Carolina touched his arm, quickly dissolving the memory. “Are you all right, Senore Moretti?”

Madre Dio! He jerked his arm back instantly. Odd, how her touch, her voice, broke him away from the horror with little effort. He fisted his hands and inhaled a stabilizing breath. “The necklace, if you please, signorina,” he said, his voice huskier than he intended.

Carolina scanned the room furtively. Her neatly groomed nails played sensually with the stones, driving him wild with irritation — and need. What would those nimble fingers do to his anatomy?

Her next words shuttered those fanciful thoughts. “Your note said you wanted to conduct our business here.” She fingered her gown’s waistline and glanced the ballroom. “While I doubt the wisdom of that decision, I passed so many party goers coming in I began to fear I would never find you. I also worried I might lose the necklace in the crowd. Putting on the necklace,” she shrugged her gently sloping shoulders as if the decision cost her nothing, “seemed to be the only way to ensure I didn’t lose your merchandise. It also guaranteed your attention. You did mention that you were in a hurry to finalize the deal—”
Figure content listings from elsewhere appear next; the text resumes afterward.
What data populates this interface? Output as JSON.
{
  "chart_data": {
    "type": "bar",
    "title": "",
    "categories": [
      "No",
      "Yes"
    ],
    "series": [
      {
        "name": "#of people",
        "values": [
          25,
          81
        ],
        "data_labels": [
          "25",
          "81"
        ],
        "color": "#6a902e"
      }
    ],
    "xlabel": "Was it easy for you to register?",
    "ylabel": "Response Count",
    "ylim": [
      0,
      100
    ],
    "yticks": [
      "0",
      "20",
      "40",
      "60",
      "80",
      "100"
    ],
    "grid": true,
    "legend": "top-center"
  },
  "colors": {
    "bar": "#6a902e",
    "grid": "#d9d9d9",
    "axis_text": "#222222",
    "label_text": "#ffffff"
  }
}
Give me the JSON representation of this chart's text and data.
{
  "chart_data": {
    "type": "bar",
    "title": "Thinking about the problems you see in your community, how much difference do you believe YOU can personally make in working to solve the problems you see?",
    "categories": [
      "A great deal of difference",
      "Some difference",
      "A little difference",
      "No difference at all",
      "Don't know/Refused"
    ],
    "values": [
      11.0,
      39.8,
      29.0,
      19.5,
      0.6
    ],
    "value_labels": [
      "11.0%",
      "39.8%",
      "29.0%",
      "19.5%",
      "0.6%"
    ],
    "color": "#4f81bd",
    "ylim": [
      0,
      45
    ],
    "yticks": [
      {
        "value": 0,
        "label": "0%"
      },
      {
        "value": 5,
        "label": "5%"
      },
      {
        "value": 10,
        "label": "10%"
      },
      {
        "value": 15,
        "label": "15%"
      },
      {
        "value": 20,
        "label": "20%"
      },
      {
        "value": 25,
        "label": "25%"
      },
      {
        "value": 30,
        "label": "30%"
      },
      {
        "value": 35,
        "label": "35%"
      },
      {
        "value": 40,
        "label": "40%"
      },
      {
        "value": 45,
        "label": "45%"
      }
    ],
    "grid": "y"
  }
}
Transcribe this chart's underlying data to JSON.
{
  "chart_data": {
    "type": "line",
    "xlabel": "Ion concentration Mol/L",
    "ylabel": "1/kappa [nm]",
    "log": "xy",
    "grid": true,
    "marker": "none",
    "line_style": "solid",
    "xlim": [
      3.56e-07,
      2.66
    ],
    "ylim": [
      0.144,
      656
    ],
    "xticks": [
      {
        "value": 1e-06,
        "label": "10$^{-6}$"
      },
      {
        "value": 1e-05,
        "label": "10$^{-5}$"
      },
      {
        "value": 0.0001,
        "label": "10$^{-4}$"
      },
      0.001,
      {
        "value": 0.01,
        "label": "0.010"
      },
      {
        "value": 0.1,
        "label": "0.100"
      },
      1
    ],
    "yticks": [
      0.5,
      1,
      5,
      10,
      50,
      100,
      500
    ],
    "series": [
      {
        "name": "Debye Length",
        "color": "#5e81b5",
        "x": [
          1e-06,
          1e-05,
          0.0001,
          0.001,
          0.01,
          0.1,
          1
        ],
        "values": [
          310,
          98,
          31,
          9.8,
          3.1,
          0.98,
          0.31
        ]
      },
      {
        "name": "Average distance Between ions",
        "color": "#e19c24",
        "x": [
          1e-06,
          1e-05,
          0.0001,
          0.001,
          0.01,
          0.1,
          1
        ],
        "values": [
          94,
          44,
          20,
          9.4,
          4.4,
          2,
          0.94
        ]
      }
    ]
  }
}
“But of course.” He snapped his fingers. “The necklace, if you please.”

Did she think he was an idiot? The emeralds had only been in jeopardy once she put them on. Tonight, in keeping with centuries old tradition, everyone thought the necklace would go to either the daughter of a Swedish aristocrat or a Grecian debutante. Ultimately, it didn’t matter. Both women had impressive lineages and tonight’s proposal would secure the Montovanni dynasty. As the last living Montovanni, he needed an heir, not a love match. His heart would never be part of the bargain.